A look at how stocks respond to rising interest rates (Advisor Perspectives)
As expectations mount the US Federal Reserve will move off the zero bound, more analysts have begun to discuss the impact a rate hike has on stocks.
“While rising interest rates may not “initially” drag on asset prices, it is a far different story to suggest that they won’t. In fact, there have been absolutely ZERO times in history that the Federal Reserve has begun an interest rate hiking campaign that has not eventually led to a negative outcome,” writes Lance Roberts.
Congressman suggests fees for advisors will not increase (Financial Advisor)
“The House subcommittee overseeing the SEC has no plans to allow the regulator to impose fees on financial advisors to increase exams,” reports Financial Advisor. Democratic Rep. Maxine Waters is expected to proceed with legislation seeking new fees on advisors, but even she admits the chances of passage are small. “The industry wants it. We have to show this is the kind of public policy we want to fight for,” Waters said.
Some tips on preparing financially for Alzheimer’s (WealthManagement.com)

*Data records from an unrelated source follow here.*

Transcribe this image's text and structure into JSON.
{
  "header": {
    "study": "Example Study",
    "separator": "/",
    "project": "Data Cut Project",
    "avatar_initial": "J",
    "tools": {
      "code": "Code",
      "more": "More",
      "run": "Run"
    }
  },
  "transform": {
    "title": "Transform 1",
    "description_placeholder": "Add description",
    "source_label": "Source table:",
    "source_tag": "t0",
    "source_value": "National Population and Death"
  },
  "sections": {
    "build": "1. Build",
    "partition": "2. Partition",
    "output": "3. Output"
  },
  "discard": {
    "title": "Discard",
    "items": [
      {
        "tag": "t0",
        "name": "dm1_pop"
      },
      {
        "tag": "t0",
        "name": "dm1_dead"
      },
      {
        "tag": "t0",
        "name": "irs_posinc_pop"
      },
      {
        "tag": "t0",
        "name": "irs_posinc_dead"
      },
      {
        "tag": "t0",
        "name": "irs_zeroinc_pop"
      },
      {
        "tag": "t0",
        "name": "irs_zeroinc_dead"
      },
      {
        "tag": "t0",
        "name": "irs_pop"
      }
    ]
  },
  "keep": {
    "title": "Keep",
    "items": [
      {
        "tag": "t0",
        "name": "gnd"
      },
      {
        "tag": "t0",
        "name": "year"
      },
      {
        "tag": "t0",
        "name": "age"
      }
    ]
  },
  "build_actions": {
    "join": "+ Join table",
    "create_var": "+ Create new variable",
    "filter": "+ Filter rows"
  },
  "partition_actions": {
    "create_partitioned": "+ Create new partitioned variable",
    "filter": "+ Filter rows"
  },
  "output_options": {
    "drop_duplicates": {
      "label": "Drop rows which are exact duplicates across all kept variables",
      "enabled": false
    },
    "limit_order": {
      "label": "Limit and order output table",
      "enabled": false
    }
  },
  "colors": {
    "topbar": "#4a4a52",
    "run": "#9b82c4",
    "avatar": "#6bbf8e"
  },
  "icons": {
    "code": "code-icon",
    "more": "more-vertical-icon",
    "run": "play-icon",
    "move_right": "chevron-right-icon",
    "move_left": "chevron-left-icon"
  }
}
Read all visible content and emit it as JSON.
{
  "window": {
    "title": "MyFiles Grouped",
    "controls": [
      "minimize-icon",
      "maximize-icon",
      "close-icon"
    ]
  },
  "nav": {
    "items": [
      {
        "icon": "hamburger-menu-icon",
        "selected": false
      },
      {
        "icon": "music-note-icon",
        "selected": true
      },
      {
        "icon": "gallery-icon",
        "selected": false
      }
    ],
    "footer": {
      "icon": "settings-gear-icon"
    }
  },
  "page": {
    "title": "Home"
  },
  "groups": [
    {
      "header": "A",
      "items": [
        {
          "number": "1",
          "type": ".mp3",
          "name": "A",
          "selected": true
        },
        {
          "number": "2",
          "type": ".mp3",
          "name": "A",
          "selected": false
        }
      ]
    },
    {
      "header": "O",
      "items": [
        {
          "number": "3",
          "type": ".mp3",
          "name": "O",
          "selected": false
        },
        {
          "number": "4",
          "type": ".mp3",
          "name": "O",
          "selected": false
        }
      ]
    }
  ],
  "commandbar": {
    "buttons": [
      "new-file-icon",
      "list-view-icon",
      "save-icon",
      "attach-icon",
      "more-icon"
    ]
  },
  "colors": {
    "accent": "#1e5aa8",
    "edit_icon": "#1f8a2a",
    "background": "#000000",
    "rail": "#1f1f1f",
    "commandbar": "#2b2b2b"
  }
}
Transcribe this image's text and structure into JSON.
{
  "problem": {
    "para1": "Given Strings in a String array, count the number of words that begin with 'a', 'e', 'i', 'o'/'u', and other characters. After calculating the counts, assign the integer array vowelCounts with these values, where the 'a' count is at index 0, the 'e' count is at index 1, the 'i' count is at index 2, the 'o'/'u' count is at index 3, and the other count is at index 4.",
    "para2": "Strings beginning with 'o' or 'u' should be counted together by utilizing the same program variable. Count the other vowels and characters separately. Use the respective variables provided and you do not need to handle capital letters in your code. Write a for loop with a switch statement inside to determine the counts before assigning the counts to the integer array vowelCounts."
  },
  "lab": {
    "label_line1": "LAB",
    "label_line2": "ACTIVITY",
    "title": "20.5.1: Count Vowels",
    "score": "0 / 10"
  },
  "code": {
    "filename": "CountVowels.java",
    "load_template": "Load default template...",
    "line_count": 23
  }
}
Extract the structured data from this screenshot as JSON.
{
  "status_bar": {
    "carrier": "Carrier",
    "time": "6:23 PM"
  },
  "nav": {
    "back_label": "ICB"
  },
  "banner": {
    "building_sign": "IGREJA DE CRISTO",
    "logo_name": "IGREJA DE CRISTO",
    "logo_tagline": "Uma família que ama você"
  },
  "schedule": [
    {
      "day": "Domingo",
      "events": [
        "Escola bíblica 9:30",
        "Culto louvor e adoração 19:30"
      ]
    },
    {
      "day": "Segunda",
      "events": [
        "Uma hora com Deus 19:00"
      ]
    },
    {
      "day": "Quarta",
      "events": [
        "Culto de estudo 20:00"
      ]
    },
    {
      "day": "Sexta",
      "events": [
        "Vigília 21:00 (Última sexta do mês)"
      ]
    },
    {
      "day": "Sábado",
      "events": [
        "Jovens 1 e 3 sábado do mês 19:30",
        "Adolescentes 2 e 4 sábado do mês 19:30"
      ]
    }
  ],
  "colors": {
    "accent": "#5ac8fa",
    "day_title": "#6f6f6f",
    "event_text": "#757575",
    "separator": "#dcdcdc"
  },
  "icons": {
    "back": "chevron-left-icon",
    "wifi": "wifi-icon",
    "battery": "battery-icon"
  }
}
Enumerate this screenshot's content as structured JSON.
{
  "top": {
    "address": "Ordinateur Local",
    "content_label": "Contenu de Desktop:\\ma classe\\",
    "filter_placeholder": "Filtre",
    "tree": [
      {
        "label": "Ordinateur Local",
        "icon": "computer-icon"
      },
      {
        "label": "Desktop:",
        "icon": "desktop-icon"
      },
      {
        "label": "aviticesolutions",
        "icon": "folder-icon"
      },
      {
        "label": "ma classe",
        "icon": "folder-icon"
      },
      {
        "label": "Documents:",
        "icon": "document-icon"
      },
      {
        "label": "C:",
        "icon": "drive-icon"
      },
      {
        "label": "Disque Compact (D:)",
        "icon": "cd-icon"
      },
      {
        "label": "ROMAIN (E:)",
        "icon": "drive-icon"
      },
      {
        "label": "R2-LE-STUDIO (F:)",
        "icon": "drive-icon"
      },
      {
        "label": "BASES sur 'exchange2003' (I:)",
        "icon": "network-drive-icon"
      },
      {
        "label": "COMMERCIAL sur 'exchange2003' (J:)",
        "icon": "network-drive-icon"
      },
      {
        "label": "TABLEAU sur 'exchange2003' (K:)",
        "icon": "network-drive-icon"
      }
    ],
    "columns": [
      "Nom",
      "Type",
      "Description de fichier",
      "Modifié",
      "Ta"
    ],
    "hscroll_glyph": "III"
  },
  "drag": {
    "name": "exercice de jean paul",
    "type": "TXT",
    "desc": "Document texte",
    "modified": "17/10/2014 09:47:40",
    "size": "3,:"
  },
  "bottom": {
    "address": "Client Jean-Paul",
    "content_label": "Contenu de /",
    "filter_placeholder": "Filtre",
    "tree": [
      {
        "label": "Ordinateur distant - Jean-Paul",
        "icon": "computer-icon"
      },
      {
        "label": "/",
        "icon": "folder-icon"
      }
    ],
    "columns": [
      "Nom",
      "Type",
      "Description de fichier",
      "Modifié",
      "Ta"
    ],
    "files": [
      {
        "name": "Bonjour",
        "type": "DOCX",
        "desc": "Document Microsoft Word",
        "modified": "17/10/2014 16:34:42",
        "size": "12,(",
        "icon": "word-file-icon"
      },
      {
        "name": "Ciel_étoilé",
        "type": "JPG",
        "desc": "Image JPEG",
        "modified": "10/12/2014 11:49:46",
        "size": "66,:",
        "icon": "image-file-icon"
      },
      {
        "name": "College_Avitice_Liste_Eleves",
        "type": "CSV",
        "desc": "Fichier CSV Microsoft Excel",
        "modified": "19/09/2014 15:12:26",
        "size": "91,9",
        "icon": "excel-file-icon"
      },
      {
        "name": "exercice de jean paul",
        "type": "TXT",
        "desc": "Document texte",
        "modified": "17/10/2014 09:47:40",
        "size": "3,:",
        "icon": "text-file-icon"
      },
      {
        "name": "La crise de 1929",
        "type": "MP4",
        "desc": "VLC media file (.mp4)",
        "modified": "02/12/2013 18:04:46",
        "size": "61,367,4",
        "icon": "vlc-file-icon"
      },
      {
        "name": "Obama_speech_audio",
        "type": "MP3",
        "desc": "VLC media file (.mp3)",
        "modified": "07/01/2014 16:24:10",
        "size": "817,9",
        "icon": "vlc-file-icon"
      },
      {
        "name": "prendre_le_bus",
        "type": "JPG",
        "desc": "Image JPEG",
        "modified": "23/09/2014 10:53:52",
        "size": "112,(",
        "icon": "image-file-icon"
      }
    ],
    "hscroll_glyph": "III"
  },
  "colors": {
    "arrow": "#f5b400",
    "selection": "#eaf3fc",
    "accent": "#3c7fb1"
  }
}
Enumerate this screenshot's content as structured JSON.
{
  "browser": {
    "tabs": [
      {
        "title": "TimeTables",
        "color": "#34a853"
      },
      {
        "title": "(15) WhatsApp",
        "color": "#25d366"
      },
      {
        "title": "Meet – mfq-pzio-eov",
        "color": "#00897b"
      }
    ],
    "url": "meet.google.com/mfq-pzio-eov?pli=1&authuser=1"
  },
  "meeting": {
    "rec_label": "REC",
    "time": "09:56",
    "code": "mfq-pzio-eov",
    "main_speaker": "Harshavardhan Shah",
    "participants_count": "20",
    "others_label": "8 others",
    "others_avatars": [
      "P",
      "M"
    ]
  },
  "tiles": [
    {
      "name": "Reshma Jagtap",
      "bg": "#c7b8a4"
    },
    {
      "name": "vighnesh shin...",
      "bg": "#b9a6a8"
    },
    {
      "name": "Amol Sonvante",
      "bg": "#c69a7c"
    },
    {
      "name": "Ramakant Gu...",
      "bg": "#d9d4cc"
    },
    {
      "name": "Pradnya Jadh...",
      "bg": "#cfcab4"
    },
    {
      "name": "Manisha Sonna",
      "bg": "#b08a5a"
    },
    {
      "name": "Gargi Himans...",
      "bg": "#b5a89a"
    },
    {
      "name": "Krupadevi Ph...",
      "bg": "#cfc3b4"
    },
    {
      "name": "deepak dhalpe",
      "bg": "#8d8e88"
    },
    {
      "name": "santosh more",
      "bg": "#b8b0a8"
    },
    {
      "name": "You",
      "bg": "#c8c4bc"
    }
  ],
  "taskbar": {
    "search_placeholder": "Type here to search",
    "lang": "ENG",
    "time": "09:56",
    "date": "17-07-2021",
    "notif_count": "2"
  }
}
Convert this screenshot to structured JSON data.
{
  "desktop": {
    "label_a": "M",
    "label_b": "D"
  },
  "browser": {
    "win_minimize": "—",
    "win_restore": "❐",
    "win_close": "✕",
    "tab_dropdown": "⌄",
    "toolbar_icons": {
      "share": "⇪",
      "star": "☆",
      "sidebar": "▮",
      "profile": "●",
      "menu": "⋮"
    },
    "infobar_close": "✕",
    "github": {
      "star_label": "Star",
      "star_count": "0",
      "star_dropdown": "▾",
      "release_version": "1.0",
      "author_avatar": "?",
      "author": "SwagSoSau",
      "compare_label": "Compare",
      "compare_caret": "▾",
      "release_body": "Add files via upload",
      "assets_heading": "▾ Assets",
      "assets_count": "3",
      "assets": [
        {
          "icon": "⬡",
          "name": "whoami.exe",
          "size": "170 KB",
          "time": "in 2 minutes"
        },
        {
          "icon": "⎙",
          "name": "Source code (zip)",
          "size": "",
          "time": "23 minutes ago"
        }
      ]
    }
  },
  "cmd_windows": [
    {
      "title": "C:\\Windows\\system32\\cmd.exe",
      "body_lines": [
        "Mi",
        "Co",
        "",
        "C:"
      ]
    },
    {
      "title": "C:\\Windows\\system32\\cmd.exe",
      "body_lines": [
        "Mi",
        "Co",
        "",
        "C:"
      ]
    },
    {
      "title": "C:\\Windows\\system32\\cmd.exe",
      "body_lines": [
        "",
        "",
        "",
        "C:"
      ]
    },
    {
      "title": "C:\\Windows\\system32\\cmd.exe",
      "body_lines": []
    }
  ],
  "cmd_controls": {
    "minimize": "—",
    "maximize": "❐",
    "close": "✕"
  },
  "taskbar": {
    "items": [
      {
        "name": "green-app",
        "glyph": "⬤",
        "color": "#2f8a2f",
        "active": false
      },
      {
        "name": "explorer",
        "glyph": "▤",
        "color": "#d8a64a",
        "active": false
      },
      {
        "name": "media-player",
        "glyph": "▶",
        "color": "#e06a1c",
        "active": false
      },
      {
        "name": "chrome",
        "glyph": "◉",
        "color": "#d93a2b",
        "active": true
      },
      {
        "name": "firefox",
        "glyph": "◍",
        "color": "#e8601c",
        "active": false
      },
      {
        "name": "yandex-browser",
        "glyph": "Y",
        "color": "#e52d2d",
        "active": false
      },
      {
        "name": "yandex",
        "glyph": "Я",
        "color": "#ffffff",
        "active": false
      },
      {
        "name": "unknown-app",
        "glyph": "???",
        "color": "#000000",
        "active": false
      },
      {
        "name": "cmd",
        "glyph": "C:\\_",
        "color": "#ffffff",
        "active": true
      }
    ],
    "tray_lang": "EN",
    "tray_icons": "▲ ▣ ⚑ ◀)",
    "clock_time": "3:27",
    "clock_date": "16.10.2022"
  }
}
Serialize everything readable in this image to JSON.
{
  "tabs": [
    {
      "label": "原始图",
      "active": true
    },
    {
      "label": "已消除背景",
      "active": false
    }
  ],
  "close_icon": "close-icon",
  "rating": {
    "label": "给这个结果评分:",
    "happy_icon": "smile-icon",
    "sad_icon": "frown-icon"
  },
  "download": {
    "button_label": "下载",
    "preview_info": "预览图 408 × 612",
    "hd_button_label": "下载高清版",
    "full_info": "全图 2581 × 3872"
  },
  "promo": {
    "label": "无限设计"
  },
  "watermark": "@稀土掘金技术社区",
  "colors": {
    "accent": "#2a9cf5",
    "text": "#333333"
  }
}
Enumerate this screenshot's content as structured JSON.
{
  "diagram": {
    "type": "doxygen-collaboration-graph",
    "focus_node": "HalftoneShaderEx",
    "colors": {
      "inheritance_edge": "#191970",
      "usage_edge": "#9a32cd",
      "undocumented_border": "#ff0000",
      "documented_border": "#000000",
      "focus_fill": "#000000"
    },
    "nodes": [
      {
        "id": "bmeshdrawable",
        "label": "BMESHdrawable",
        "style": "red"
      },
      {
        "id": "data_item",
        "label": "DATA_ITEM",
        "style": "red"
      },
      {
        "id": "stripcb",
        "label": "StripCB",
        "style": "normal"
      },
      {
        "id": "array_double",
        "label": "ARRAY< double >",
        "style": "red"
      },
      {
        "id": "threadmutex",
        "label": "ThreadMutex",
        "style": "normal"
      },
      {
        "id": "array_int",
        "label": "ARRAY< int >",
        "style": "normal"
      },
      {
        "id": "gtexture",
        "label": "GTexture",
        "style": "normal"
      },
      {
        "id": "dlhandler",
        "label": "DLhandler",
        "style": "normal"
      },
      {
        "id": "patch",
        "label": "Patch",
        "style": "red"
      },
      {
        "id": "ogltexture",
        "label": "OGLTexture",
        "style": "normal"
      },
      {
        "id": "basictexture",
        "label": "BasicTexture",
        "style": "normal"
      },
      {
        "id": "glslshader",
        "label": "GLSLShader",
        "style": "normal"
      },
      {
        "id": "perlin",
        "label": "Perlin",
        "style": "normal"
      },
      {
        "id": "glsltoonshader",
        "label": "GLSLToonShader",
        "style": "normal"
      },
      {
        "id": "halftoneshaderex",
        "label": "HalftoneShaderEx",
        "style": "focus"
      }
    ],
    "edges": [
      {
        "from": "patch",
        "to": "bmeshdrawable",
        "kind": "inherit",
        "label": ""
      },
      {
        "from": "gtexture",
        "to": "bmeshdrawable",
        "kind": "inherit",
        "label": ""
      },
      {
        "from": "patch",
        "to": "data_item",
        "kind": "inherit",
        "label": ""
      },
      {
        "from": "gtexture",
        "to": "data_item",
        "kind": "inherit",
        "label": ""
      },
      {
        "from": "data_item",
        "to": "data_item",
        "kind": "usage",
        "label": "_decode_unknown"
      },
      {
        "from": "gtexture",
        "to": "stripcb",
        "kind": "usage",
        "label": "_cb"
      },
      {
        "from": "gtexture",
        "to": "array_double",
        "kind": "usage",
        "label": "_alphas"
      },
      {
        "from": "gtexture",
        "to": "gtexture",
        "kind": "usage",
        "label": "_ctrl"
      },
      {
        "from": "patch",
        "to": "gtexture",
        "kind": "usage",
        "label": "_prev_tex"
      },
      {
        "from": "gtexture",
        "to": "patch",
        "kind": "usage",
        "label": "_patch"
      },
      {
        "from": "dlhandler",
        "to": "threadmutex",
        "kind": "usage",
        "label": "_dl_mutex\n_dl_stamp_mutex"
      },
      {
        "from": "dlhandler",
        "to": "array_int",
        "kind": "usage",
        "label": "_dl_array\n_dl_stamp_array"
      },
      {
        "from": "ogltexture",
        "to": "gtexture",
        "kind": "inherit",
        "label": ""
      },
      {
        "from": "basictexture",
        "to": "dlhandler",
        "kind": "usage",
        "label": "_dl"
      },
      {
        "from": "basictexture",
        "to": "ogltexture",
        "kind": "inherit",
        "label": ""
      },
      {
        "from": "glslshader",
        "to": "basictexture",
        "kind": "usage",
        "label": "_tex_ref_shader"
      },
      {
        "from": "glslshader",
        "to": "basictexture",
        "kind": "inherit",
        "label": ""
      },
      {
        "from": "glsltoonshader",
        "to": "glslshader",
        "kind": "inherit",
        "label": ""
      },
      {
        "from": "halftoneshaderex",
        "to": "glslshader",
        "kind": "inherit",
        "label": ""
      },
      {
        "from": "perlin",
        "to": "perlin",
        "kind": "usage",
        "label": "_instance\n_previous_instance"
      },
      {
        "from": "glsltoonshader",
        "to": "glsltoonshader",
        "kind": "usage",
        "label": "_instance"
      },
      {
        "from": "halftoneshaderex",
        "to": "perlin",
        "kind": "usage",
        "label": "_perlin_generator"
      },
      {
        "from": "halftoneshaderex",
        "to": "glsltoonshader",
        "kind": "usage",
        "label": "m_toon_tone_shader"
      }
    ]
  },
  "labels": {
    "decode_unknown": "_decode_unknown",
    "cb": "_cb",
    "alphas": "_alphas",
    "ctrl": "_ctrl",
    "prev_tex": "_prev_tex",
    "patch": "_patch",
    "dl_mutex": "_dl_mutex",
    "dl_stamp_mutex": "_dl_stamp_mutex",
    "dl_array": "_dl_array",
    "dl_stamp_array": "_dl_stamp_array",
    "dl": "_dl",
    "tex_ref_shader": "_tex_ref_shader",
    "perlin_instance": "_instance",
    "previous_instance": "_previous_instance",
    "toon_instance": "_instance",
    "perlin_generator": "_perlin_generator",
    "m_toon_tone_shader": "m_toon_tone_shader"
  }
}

The costs of long-term care are high, and that is why it’s best to plan in advance. According to Genworth data, the average length of care requires three years and costs $US260,000 in a nursing home and $US136,000 in-home. “Wealthier families may be able to self-insure, although experts say that you would need about $US500,000 to $US750,000 to have a 95% assurance of having what you might need,” suggests Wealth Management.
The recent crash in oil prices was expected to provide a boost to consumer spending; however, that has not exactly played out.
Jeffry Bartash reports, “Some analysts suggest the scars from the Great Recession still linger in the minds of millions of Americans and that their cautious behaviour is unlikely change anytime soon. Other analysts also to point to higher housing and health-care costs as potentially siphoning off some of the gas savings and leaving consumers not much better off.”